Mehrere Kommunen im Landkreis München wie Baierbrunn oder Unterföhring buhlen derzeit um neue Leitungskräfte für ihre Finanzabteilung. Doch Kämmerer zu finden, ist gar nicht so einfach.

Von Irmengard Gnau, Baierbrunn

Baierbrunn präsentiert sich in seinem besten Licht: Schuldenfrei ist die Gemeinde, sie zählt von der Steuerkraft her zu den "Top-Gemeinden" in Bayern - und geradezu malerisch gelegen ist sie auch noch, im südlichen Landkreis München. Mit diesen Pfunden wuchert die Kommune in einer aktuellen Stellenausschreibung, in der sie eine neue Leitung für ihre Finanzabteilung sucht. Interessenten umwirbt die Kommune mit zahlreichen Zulagen und Zuschüssen, außerdem gibt es einen "modernen ergonomischen Einzelarbeitsplatz", zusätzliche Altersvorsorge, Home-Office und Gleitzeit sind natürlich möglich.

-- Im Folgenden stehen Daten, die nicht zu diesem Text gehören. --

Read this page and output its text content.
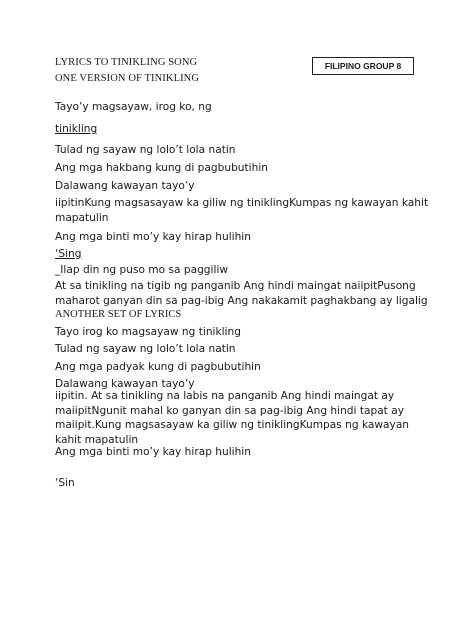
LYRICS TO TINIKLING SONG
ONE VERSION OF TINIKLING
FILIPINO GROUP 8
Tayo’y magsayaw, irog ko, ng
tinikling
Tulad ng sayaw ng lolo’t lola natin
Ang mga hakbang kung di pagbubutihin
Dalawang kawayan tayo’y
iipitinKung magsasayaw ka giliw ng tiniklingKumpas ng kawayan kahit mapatulin
Ang mga binti mo’y kay hirap hulihin
‘Sing
_Ilap din ng puso mo sa paggiliw
At sa tinikling na tigib ng panganib Ang hindi maingat naiipitPusong maharot ganyan din sa pag-ibig Ang nakakamit paghakbang ay ligalig
ANOTHER SET OF LYRICS
Tayo irog ko magsayaw ng tinikling
Tulad ng sayaw ng lolo’t lola natin
Ang mga padyak kung di pagbubutihin
Dalawang kawayan tayo’y
iipitin. At sa tinikling na labis na panganib Ang hindi maingat ay maiipitNgunit mahal ko ganyan din sa pag-ibig Ang hindi tapat ay maiipit.Kung magsasayaw ka giliw ng tiniklingKumpas ng kawayan kahit mapatulin
Ang mga binti mo’y kay hirap hulihin
‘Sin
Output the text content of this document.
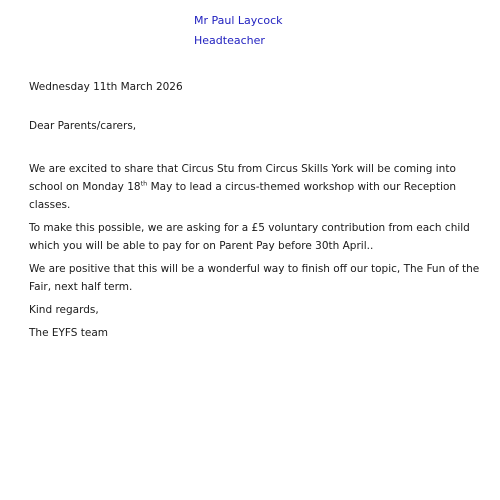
Mr Paul Laycock
Headteacher
Wednesday 11th March 2026
Dear Parents/carers,

We are excited to share that Circus Stu from Circus Skills York will be coming into school on Monday 18th May to lead a circus-themed workshop with our Reception classes.

To make this possible, we are asking for a £5 voluntary contribution from each child which you will be able to pay for on Parent Pay before 30th April..

We are positive that this will be a wonderful way to finish off our topic, The Fun of the Fair, next half term.

Kind regards,

The EYFS team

Mit ihrer Suche ist die Kommune in guter Gesellschaft. Ein Blick in den Stellenmarkt der Bayerischen Staatszeitung zeigt, dass öffentliche Verwaltungen im ganzen Land gerade unter Hochdruck Fachleute umwerben. Gerade bei leitenden Finanzexperten, also Kämmerinnen oder Kämmerern, gestaltet sich die Suche offenbar schwierig. Im Landkreis München bemühen sich Baierbrunn, Aschheim und Unterföhring gerade, ihre Leitungspositionen nachzubesetzen. "Es ist allgemein zurzeit schwierig, im öffentlichen Dienst Fachleute zu finden", sagt Matteo Rudolph, Geschäftsleiter von Baierbrunn. "Im Bereich Finanzen drängt sich der Eindruck auf, dass es noch schwieriger ist." Zahlen sind eben eine spezielle Materie, die nicht jedem gleichermaßen liegt. Rudolph verwehrt sich aber gegen den Eindruck, eine Kämmerin oder ein Kämmerer betreibe nur dröge Zahlenschieberei. "Das Finanzressort ist ein spannendes Querschnittsressort, dessen Leitung viel strategisches Denken erfordert", sagt er. Nachdem die bisherige Kämmerin Baierbrunn verlässt, will die Gemeinde für diesen verantwortungsvollen Posten eine Nachfolge finden, die alle Anforderungen erfüllt, fachlich wie auch menschlich und in Sachen Personalführung.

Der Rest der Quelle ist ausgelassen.